Is Millennium worth $14bn? looked at peer group multiples from other hedge fund transactions, how an 8x PE is more in line with the bottom end of where Goldman Sachs trades so very different from private markets asset gatherers, and how the ability to scale alpha, drive stickiness of AUM, the low volatility of Millennium’s performance fees and its ability to maintain financing for its leverage are key to long-term valuation.
The trend is your friend - A short history of trend-following hedge funds. This is a fascinating industry with so much history from the Chicago pit traders to the London quant's. The hedge fund industry (pod shops, multi-strategy quants, and macro investors) bounced back and has seen a strong first-half investment performance. But the Soc Gen CTA Indexes are still down 10% this year. The piece was also discussed on the “Top Traders Unplugged” podcast by two top industry pros in the quant space.
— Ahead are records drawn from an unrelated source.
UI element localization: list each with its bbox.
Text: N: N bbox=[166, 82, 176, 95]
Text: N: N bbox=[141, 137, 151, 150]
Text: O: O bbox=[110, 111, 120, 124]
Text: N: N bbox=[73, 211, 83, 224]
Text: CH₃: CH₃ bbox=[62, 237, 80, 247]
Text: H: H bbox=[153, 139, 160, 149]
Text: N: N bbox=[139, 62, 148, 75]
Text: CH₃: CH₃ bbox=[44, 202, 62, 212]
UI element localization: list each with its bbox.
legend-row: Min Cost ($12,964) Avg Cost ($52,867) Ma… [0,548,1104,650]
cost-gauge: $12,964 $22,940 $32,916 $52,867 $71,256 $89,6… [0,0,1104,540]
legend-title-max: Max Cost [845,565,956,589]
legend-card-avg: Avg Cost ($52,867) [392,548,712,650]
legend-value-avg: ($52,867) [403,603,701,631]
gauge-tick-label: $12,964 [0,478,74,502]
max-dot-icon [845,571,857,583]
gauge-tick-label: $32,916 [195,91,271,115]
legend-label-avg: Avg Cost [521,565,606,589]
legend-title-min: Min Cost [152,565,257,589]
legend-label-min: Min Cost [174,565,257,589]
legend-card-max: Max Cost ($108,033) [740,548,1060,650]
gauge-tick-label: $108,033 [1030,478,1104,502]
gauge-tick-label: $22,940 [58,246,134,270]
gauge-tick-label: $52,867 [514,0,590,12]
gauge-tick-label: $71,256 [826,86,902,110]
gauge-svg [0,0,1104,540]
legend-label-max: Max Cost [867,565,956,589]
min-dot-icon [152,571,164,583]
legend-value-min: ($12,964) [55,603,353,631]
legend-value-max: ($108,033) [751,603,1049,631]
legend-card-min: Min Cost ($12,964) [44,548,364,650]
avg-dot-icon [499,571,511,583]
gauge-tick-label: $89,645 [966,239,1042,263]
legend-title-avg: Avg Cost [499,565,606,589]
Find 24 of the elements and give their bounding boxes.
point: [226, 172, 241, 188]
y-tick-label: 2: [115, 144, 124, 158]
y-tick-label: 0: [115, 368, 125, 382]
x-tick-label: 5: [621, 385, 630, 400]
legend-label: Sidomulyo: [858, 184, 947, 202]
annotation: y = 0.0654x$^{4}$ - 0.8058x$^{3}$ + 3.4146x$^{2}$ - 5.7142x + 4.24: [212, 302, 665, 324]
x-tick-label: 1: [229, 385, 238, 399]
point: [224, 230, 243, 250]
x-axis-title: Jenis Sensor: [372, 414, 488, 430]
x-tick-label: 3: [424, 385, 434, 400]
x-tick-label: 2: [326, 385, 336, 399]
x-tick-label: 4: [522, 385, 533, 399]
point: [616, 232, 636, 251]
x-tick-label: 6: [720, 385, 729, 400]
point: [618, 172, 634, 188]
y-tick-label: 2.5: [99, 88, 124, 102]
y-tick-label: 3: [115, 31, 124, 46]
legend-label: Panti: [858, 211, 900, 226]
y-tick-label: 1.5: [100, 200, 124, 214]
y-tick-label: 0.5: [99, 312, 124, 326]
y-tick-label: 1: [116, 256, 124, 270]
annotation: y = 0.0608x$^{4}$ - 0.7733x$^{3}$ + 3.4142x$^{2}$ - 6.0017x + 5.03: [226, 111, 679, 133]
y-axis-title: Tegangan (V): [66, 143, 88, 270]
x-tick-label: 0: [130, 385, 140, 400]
Jane Street is different - Why Jane Streets lives on and on and on and on and on and on looks at the ETF market maker which makes most of its revenues from other products and is today a market leader across cash equities, corporate bonds, and equity options as well. Jane Street’s revenues in Q1 2025 of $7.2bn were 3x what they were 2 years and it is now bigger than all Wall Street trading desks apart from JPM and Goldman Sachs.
The best trader in the world last week looked at Mike Platt who has made a $18bn fortune from his pivot from hedge funds to family office. At one point BlueCrest was one of the largest hedge funds in the world managing $37bn. Over the last decade, Platt has generated annualized returns net of costs of 50% as a family office. His team of traders is now as large as it was when BlueCrest the hedge fund was at its peak, illustrating the significant use of leverage on top of a much smaller equity base.
To redeem or not to redeem - Hedge funds look for longer lockup’s goes through data on how all the major pod shops and other hedge funds are increasing the stickiness of their assets. Top firms that used to take a year to fully redeem from can nowadays take up to 5 years to get out of and there is an increased amount of internal capital from fund founders and employees.
The Warren Buffett of Europe is a piece on TCI’s Chris Hohn: his differences and similarities with the Oracle of Omaha including his returns and the evolution of his investment strategy from activist to concentrated bets on quality franchises with moats.
Steve Cohen - a decade on Before all other big pod shop names there was one name that dominated the industry for decades with 30% returns per annum. Here I recall Cohen’s battle with Preet Bharara a decade on and how he is back today, with lower returns but still thriving.
Secrets of the Tiger reviews a recent memoir by the former assistant to Chase Coleman III of Tiger Global, her revelations, and what we learn about Coleman the personality.
Ray Dalio and Bridgewater is a review of a recent book on how Dalio built Bridgewater from a newsletter into a sophisticated macro engine, a marketing machine that was an early client of Chinese and other Asian sovereign investors, and his radical transparency of “Principles”.
New pods on the block explored the world of pod shop multi-manager platforms beyond Citadel and Millennium including the comeback kid Balyasny, Hudson Bay Capital’s Gerber statistic, the emergence of Verition, and other new pod shops.